Bob Balaban's Blog


    Bob Balaban


    Geek-o-Terica 6: Now it Gets Complicated: Java, Garbage-Collection, Notes, and Threads

    Bob Balaban  May 17 2009 12:00:00 PM
    Greetings, Geeks!

    If you're not interested in the swirling, sexy synergy at the intersection of Java memory management and Notes back-end classes and multi-threaded programs, you might want to go catch up on events elsewhere. Don't worry, I don't take this stuff personally.

    Ok! For the 2 of you still here, have you already scanned my previous post on the topic of garbage collection (gc) in Java? The point of this gloss on the topic is to try to explain what happens to gc, recycle() and so on when you also mix in multi-threading. As Jeff Foxworthy says, "And then it got WEIRD..."

    You probably already know that the Notes back-end classes, regardless of what programming language you use to access them, are implemented internally as a bunch of C++ code, which in turn manipulates the product (Notes/Domino) via a rather large C API. Thus, the needs and requirements of the C API drive some of the fundamental behavior of the C++ code that implements the back-end classes, and, to one extent or another, also impose constraints on the various language-specific implementations of your agents, standalone programs, etc.

    One of these "requirements" (or constraints, if you prefer) has to do with a nasty (IMHO) little programming technique called "thread-local storage", or TLS. TLS is one of those ideas that sounds cool, if you're a codegeek, but which can actually really tie you in knots in some situations. Basically, TLS means that any given "thread of execution" within a process can allocate some memory that only it can "see". In other words, your code has to be running on the thread that allocated the TLS in order for that code to be able to access that memory.

    Why would you do that? Well, it's a convenient way to "remember" context in certain situations. If you're a server, for example, and you bind a thread to each client session, so that all client requests are serviced by a single thread, you can use TLS to easily remember stuff like, who is this client anyway? Is she authenticated? What databases is she accessing, and so on.
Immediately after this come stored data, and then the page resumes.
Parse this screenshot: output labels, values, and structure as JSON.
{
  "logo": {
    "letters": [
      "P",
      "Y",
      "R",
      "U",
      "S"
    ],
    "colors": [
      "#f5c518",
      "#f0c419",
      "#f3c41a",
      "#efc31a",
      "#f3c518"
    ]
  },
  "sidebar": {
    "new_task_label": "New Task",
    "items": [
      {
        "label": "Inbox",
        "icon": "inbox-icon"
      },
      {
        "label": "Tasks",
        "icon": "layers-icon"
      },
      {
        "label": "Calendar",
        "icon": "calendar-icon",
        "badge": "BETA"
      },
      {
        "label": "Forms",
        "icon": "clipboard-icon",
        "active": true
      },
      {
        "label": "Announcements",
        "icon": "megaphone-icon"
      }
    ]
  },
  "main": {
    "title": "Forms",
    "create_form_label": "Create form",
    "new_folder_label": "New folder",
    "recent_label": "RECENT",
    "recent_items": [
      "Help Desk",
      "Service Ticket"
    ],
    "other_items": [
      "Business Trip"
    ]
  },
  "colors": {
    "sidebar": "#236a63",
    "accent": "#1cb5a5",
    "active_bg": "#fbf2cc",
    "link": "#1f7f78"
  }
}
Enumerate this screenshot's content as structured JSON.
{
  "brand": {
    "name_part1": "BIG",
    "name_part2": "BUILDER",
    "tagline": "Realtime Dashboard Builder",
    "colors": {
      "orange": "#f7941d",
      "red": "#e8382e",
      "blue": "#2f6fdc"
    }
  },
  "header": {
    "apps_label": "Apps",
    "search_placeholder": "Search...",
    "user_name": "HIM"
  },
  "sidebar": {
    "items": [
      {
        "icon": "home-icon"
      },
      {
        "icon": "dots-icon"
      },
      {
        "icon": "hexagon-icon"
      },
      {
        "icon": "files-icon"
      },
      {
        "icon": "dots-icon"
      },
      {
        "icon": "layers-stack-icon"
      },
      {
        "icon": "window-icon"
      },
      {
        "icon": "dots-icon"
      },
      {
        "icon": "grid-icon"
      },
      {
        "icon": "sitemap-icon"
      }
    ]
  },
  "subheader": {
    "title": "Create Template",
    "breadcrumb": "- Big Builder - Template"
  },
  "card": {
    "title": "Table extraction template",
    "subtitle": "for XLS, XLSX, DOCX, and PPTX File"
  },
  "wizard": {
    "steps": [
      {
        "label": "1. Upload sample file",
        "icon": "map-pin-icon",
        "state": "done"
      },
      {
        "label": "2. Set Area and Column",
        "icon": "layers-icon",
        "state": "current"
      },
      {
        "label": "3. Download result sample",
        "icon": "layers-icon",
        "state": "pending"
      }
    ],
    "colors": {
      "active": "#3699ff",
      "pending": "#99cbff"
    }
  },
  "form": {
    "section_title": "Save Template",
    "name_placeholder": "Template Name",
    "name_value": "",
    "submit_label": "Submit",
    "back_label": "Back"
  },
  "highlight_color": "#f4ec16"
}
    Where it gets nasty is that the use of TLS in Notes imposes two non-breakable requirements on multi-threaded programs which use the CAPI to get things done: 1) Any TLS allocated on a given thread must also be de-allocated on that same thread, and b) All threads accessing the Notes C API must explicitly initialize (and terminate) themselves before using any CAPI services. Why? Because Notes uses TLS. Since only the thread that creates TLS can "see" it, it's logical that no other thread can de-allocate it. And, like most storage/memory systems in any complicated program (like Notes or Domino), TLS requires per-thread initialization, and therefore, termination.

    Now, when you're using (or writing) a single-threaded program using the CAPI (or back-end classes), there's no problem, because everything happens on the same thread. Examples of single-threaded programs using the Notes C API include: all LotusScript programs; a Notes CAPI program where you don't create extra threads; Java agents or standalone programs where you don't create extra ("child") threads; most of the Notes Client.

    It gets weird fast in Java, though, partly because it's so easy to spin off child threads in that language. So what happens if you create an instance of the java.lang.Thread class and run some code that accesses the back-end classes on that thread? The answer is: it won't work, unless you do the right thread initialization. There are 2 ways to do that:

       A) Make your code use NotesThread instead of Thread (your class can extend it, or you can launch it in any of the ways you can launch Thread). NotesThread extends Thread, and adds just a little bit of logic: it calls the correct Notes CAPI entry points to do the required initialization when it starts running, and when it terminates, it does the required call for termination.

       2) If you don't want to extend NotesThread (or can't, for some reason), any instance of java.lang.Thread can be explicitly initialized (and terminated) with a pair of "static" methods on the NotesThread class. "Static" means that you can call the methods without having an actual instance of the class around. You can call NotesThread.sinitThread() and NotesThread.stermThread() from any thread instance, and then go use back-end classes as you wish.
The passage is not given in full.